Pois é, o que me levou a escrever sobre esse assunto para as páginas do “Opinião” foi uma notícia que li no “O Norte” na semana passada sobre um estupro que aconteceu em Serranópolis de Minas, onde um rapaz de 26 anos estuprou uma anciã de 84. Para mim essa notícia teve um sabor mais amargo ainda, porque eu conheço tanto a vítima quanto o estuprador. E quando a informação, que por si só já é terrível, é acrescida de fisionomias, cheiros e lembranças da infância, isso se torna ainda mais aterrador.

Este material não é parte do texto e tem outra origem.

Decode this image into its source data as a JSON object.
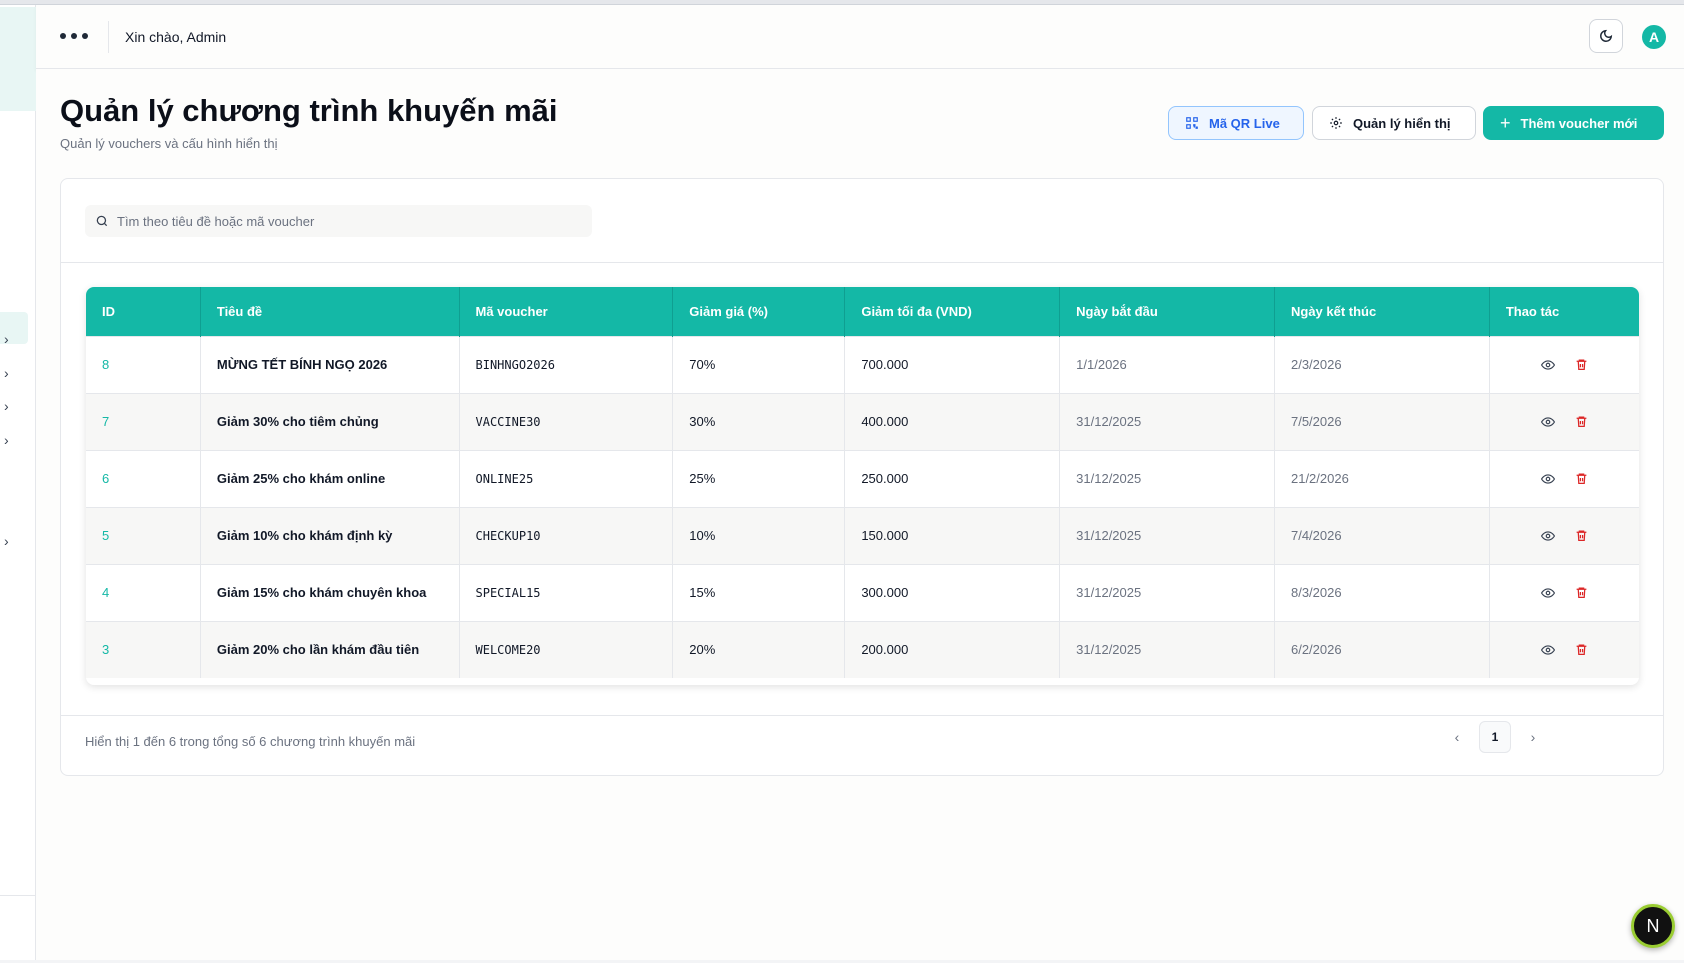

Eu nasci em Serranópolis e minha família mora lá. A senhora que foi vítima dessa barbaridade provavelmente é freguesa de meus pais, que são comerciantes desde sempre na minha “pequena aldeia”, e o rapaz que cometeu o crime é meu conhecido de infância.
Essa notícia me levou a refletir sobre as escolhas que temos na vida. Optar pelas escolhas erradas é, seguramente, a forma mais rápida de nos aproximarmos do “grande vazio”. Pois perder gradativamente sentimentos como educação, gentileza e respeito nos enreda cada vez mais numa existência vazia, e ter uma vida vazia eqüivale a morrer.
E se a morte é mesmo inevitável, e nesse particular ninguém parece discordar, o mais importante é que tornemos os nossos dias os mais agradáveis possíveis. Aquele velho receituário para uma vida saudável que prega que devemos fugir do stress, evitar a ingestão de gorduras, exercitar-se fisicamente e manter a mente sempre ativa, é extremamente importante. Mas eu acrescentaria que cuidar da alma, fazer trabalho voluntário e se importar com os problemas dos outros também é essencial.
Por isso, gostaria de “pedir a benção” para a senhora que foi seviciada em Serranópolis, como forma de mostrar todo o respeito que ela merece, e, ao contrário do que nossos sentimentos urgentes possam indicar, desejo uma recuperação para o jovem Deca, é esse o apelido dele, e que algum dia ele possa perceber as coisas boas da vida e se emendar. Porque precisamos ter sempre esperança, eis aí mais um item do receituário que eu já ia me esquecendo, pois as escolhas estão aí bem debaixo do nosso nariz, e ser bom ou mal, útil ou inútil, só depende de nós.
Santo Agostinho, um dos grandes sábios do cristianismo, disse certa vez que “a medida de amar é amar sem medida”. Só nos resta concordar.